MIT has announced its first database of annotated content by non-native English speakers, which it is believed will result in better machine learning as a result of computers having more comprehensive natural language processing capabilities.
With over 1 billion speakers, English is the dominant language on the Internet. But the truth is that for a huge number of these people, English is their second language.
“Most of the people who speak English in the world or produce English text are non-native speakers,” says project leader Yevgeni Berzak. “This characteristic is often overlooked when we study English scientifically or when we do natural language processing for English.”
The endeavour, overseen by MIT’s Centre for Brains, Minds and Machines, comprises over 5,000 sentences from exam papers taken by ESL (English as a second language) students. One of the takeaways of the project was the potential for more accurate grammar correction software; a real boon to anyone who finds those squiggly green lines infuriating.

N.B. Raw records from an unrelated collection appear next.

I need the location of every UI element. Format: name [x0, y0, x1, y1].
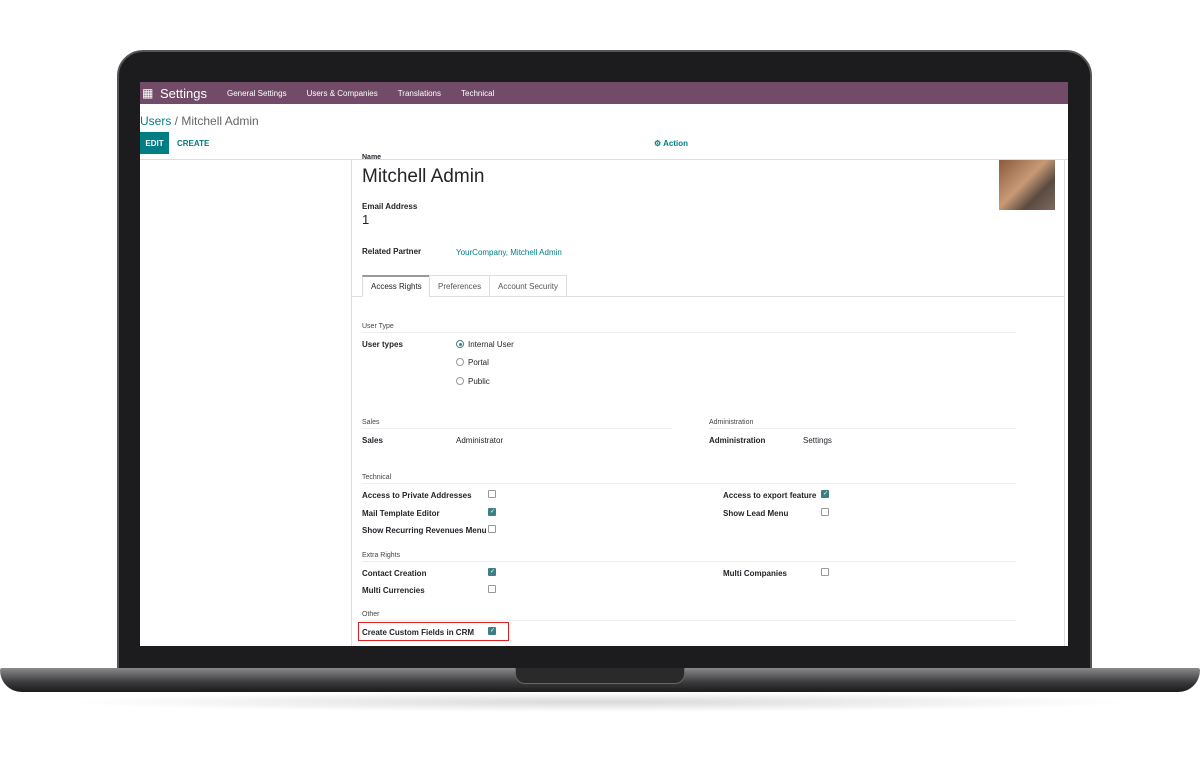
- menu-general-settings[interactable]: General Settings: [226, 88, 287, 98]
- sales-label: Sales: [362, 436, 383, 445]
- field-label: Show Recurring Revenues Menu: [362, 526, 487, 535]
- section-user-type: User Type: [362, 323, 394, 330]
- radio-label: Portal: [468, 358, 489, 367]
- app-title[interactable]: Settings: [160, 85, 207, 101]
- checkbox-recurring-revenues[interactable]: [488, 525, 496, 533]
- email-value: 1: [362, 212, 370, 227]
- administration-label: Administration: [709, 436, 766, 445]
- menu-translations[interactable]: Translations: [397, 88, 441, 98]
- checkbox-export-feature[interactable]: [821, 490, 829, 498]
- radio-internal-user[interactable]: [456, 340, 464, 348]
- partner-label: Related Partner: [362, 247, 422, 256]
- radio-public[interactable]: [456, 377, 464, 385]
- breadcrumb-users[interactable]: Users: [140, 114, 172, 128]
- checkbox-mail-template-editor[interactable]: [488, 508, 496, 516]
- field-label: Access to export feature: [723, 491, 817, 500]
- tab-account-security[interactable]: Account Security: [489, 275, 568, 297]
- apps-grid-icon[interactable]: ▦: [142, 86, 154, 100]
- field-label: Contact Creation: [362, 569, 427, 578]
- email-label: Email Address: [362, 202, 418, 211]
- checkbox-private-addresses[interactable]: [488, 490, 496, 498]
- top-navbar: ▦ Settings General Settings Users & Comp…: [140, 82, 1068, 104]
- radio-label: Internal User: [468, 340, 514, 349]
- sales-value[interactable]: Administrator: [456, 436, 504, 445]
- field-label: Show Lead Menu: [723, 509, 789, 518]
- checkbox-multi-currencies[interactable]: [488, 585, 496, 593]
- field-label: Multi Companies: [723, 569, 788, 578]
- form-sheet: Name Mitchell Admin Email Address 1 Rela…: [351, 154, 1065, 646]
- section-other: Other: [362, 611, 380, 618]
- tab-access-rights[interactable]: Access Rights: [362, 275, 431, 297]
- create-button[interactable]: CREATE: [177, 139, 210, 148]
- name-label: Name: [362, 154, 382, 161]
- field-label: Mail Template Editor: [362, 509, 440, 518]
- highlight-box: [358, 622, 509, 641]
- administration-value[interactable]: Settings: [803, 436, 832, 445]
- checkbox-custom-fields-crm[interactable]: [488, 627, 496, 635]
- field-label: Multi Currencies: [362, 586, 425, 595]
- tab-preferences[interactable]: Preferences: [429, 275, 491, 297]
- checkbox-contact-creation[interactable]: [488, 568, 496, 576]
- checkbox-show-lead-menu[interactable]: [821, 508, 829, 516]
- breadcrumb: Users / Mitchell Admin: [140, 114, 259, 128]
- section-sales: Sales: [362, 419, 380, 426]
- section-technical: Technical: [362, 474, 392, 481]
- user-avatar[interactable]: [999, 160, 1055, 210]
- user-name: Mitchell Admin: [362, 166, 485, 187]
- field-label: Create Custom Fields in CRM: [362, 628, 475, 637]
- screen: ▦ Settings General Settings Users & Comp…: [140, 82, 1068, 646]
- radio-portal[interactable]: [456, 358, 464, 366]
- section-extra-rights: Extra Rights: [362, 552, 401, 559]
- laptop-shadow: [60, 692, 1140, 712]
- menu-technical[interactable]: Technical: [461, 88, 495, 98]
- user-types-label: User types: [362, 340, 403, 349]
- field-label: Access to Private Addresses: [362, 491, 472, 500]
- breadcrumb-current: Mitchell Admin: [181, 114, 259, 128]
- control-panel: Users / Mitchell Admin: [140, 104, 1068, 160]
- menu-users-companies[interactable]: Users & Companies: [306, 88, 378, 98]
- action-button[interactable]: ⚙ Action: [654, 139, 688, 148]
- section-administration: Administration: [709, 419, 754, 426]
- edit-button[interactable]: EDIT: [140, 132, 169, 154]
- radio-label: Public: [468, 377, 490, 386]
- laptop-notch: [515, 668, 685, 684]
- checkbox-multi-companies[interactable]: [821, 568, 829, 576]
- partner-link[interactable]: YourCompany, Mitchell Admin: [456, 248, 562, 257]
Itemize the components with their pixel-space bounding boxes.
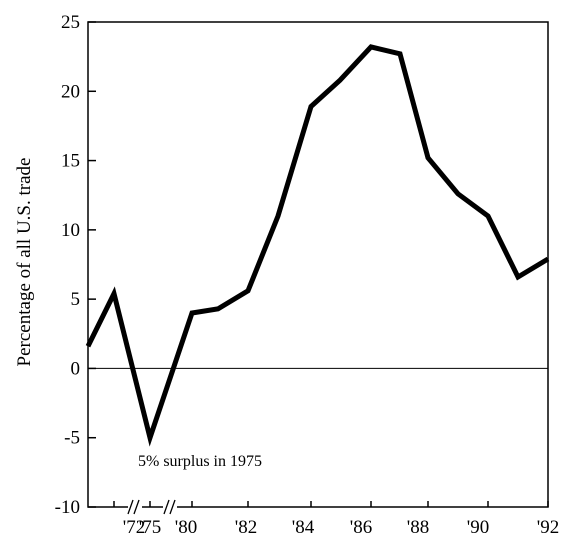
x-tick-label: '92 (537, 517, 559, 538)
x-tick-label: '84 (292, 517, 315, 538)
data-line (85, 44, 550, 447)
y-tick-label: -5 (64, 428, 80, 449)
y-tick-label: -10 (55, 497, 80, 518)
y-tick-label: 15 (61, 151, 80, 172)
x-tick-label: '82 (235, 517, 257, 538)
x-tick-label: '75 (139, 517, 161, 538)
axis-breaks (127, 499, 177, 515)
y-tick-label: 20 (61, 81, 80, 102)
x-tick-label: '88 (407, 517, 429, 538)
y-tick-label: 25 (61, 12, 80, 33)
x-tick-label: '72 (123, 517, 145, 538)
x-tick-label: '86 (350, 517, 372, 538)
y-tick-label: 5 (71, 289, 81, 310)
y-axis-label: Percentage of all U.S. trade (14, 158, 35, 367)
y-tick-label: 10 (61, 220, 80, 241)
x-tick-label: '80 (175, 517, 197, 538)
x-tick-label: '90 (467, 517, 489, 538)
plot-frame (87, 21, 549, 508)
y-tick-label: 0 (71, 358, 81, 379)
annotation: 5% surplus in 1975 (138, 453, 262, 470)
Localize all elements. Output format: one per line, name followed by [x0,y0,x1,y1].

“The decision to annotate both incorrect and corrected sentences makes the material very valuable,” says Joakim Nivre, Professor of Computational Linguistics at Sweden’s Uppsala University. “I can see, for example, how this could be cast as a machine translation task, where the system learns to translate from ESL to English… the availability of syntactic annotation for both sides opens up more diverse technical approaches.”
The team will present their findings at the annual Computational Linguistics Association conference this month.